Segment (1,2) has Polygon A and Point B. And since Point B is inside Polygon A then, the selected attributed of Point B and the selected attributes of Polygon A will be written to the output file.
In the case of Segment (1,3), it contains Polygon A and Point A. However, because Point A is not inside Polygon A, then nothing is written out.
In this implementation, the rectangle is actually square, and the size of the square (the segmentation area) is defined by the reduce.size
properties.
This value is very data specific and you might have to run the job a multiple times with different values while tracking the execution time to determine the "sweet spot".
It is assumed that Spark was downloaded and installed in a folder that is hereon referred to as ${SPARK_HOME}
Unzip data/points.tsv.zip
and data/world.tsv.zip
into the /tmp
folder.
points.tsv
is a 1,000,000 randomly generated points and world.tsv
contains the world administrative polygons.

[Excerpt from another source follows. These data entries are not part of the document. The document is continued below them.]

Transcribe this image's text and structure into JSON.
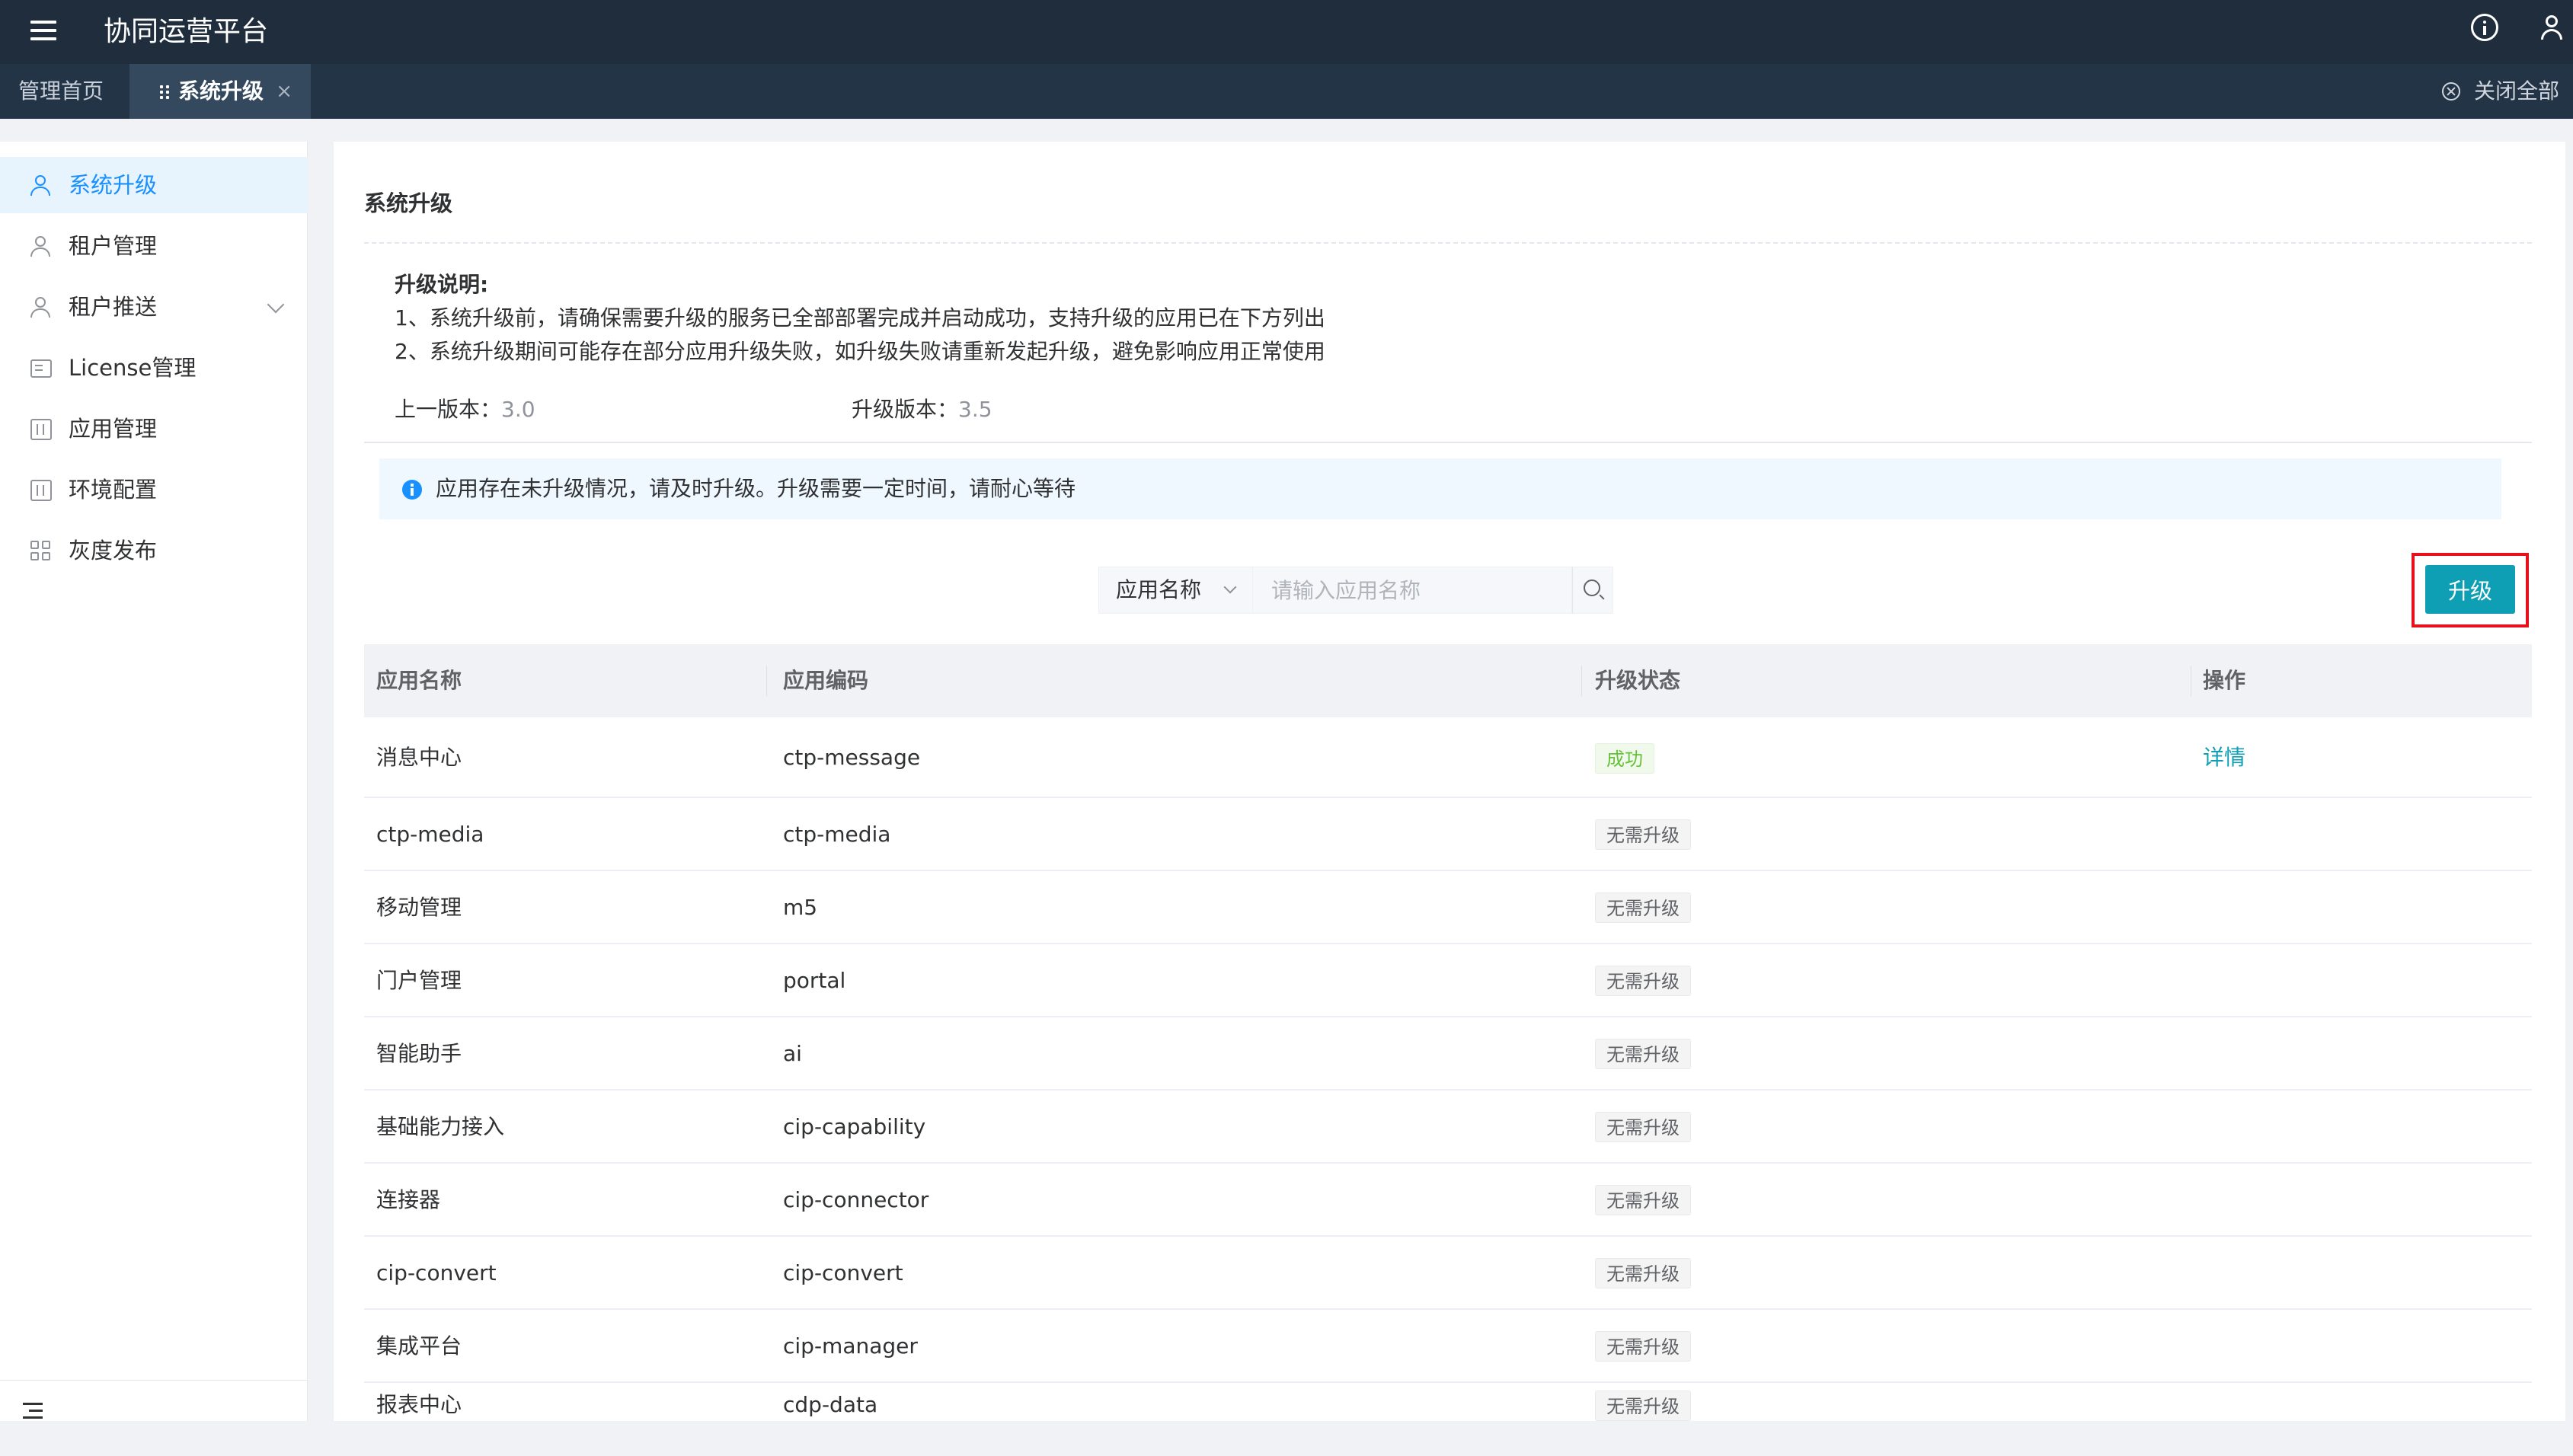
{
  "header": {
    "app_title": "协同运营平台"
  },
  "tabs": {
    "home": "管理首页",
    "active": "系统升级",
    "close_symbol": "×",
    "close_all": "关闭全部"
  },
  "sidebar": {
    "items": [
      {
        "label": "系统升级",
        "icon": "users-icon",
        "active": true
      },
      {
        "label": "租户管理",
        "icon": "users-icon"
      },
      {
        "label": "租户推送",
        "icon": "users-icon",
        "expandable": true
      },
      {
        "label": "License管理",
        "icon": "card-icon"
      },
      {
        "label": "应用管理",
        "icon": "box-icon"
      },
      {
        "label": "环境配置",
        "icon": "box-icon"
      },
      {
        "label": "灰度发布",
        "icon": "grid-icon"
      }
    ]
  },
  "main": {
    "title": "系统升级",
    "desc_title": "升级说明:",
    "desc_lines": [
      "1、系统升级前，请确保需要升级的服务已全部部署完成并启动成功，支持升级的应用已在下方列出",
      "2、系统升级期间可能存在部分应用升级失败，如升级失败请重新发起升级，避免影响应用正常使用"
    ],
    "prev_version_label": "上一版本：",
    "prev_version": "3.0",
    "target_version_label": "升级版本：",
    "target_version": "3.5",
    "alert": "应用存在未升级情况，请及时升级。升级需要一定时间，请耐心等待",
    "search_field": "应用名称",
    "search_placeholder": "请输入应用名称",
    "upgrade_button": "升级",
    "columns": [
      "应用名称",
      "应用编码",
      "升级状态",
      "操作"
    ],
    "rows": [
      {
        "name": "消息中心",
        "code": "ctp-message",
        "status": "成功",
        "status_type": "success",
        "action": "详情"
      },
      {
        "name": "ctp-media",
        "code": "ctp-media",
        "status": "无需升级",
        "status_type": "none",
        "action": ""
      },
      {
        "name": "移动管理",
        "code": "m5",
        "status": "无需升级",
        "status_type": "none",
        "action": ""
      },
      {
        "name": "门户管理",
        "code": "portal",
        "status": "无需升级",
        "status_type": "none",
        "action": ""
      },
      {
        "name": "智能助手",
        "code": "ai",
        "status": "无需升级",
        "status_type": "none",
        "action": ""
      },
      {
        "name": "基础能力接入",
        "code": "cip-capability",
        "status": "无需升级",
        "status_type": "none",
        "action": ""
      },
      {
        "name": "连接器",
        "code": "cip-connector",
        "status": "无需升级",
        "status_type": "none",
        "action": ""
      },
      {
        "name": "cip-convert",
        "code": "cip-convert",
        "status": "无需升级",
        "status_type": "none",
        "action": ""
      },
      {
        "name": "集成平台",
        "code": "cip-manager",
        "status": "无需升级",
        "status_type": "none",
        "action": ""
      },
      {
        "name": "报表中心",
        "code": "cdp-data",
        "status": "无需升级",
        "status_type": "none",
        "action": ""
      }
    ]
  },
  "colors": {
    "header_bg": "#1f2d3d",
    "tabs_bg": "#243447",
    "accent": "#0f9fb5",
    "active_nav": "#1890ff",
    "highlight": "#e8101b"
  }
}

${SPARK_HOME}/bin/spark-submit\
target/spark-pip-0.3.jar\
local.properties
The output can be viewed using:
more /tmp/output/part-*
For testing purposes, a Hadoop pseudo cluster can be created using Docker with HDFS, YARN and Spark.
Check out README.md in the docker
folder.
In the top level cloned folder, execute:
docker run\
-it\
--rm=true\
--volume=$(pwd):/spark-pip\
-h boot2docker\
-p 8088:8088\
-p 9000:9000\
-p 50010:50010\
-p 50070:50070\
-p 50075:50075\
mraad/hdfs\
/etc/bootstrap.sh
Put the supporting data in HDFS:
hdfs dfsadmin -safemode wait
unzip -p /spark-pip/data/world.tsv.zip | hdfs dfs -put - /world/world.tsv
unzip -p /spark-pip/data/points.tsv.zip | hdfs dfs -put - /points/points.tsv
The following reads by default the application properties from the file application.properties
in the current folder if no file argument is passed along.
cd /spark-pip
hdfs dfs -rm -r -skipTrash /output
time spark-submit\
--master yarn-client\
--driver-memory 512m\
--num-executors 2\
--executor-cores 1\
--executor-memory 2g\
target/spark-pip-0.3.jar
The output of the previous job resides in HDFS as CSV text files in hdfs://boot2docker:9000/output/part-*
.
This form of output from a BigData job is what I term GIS Data and needs to be visualized.
The HDFS configuration in the docker container has the WebHDFS REST API enabled.
<property>
<name>dfs.webhdfs.enabled</name>
<value>true</value>
</property>
The PiPToolbox
ArcPy toolbox contains Load Points
as a tool to open and read the content of CSV files in HDFS and
converts each row into a feature in an in-memory feature class.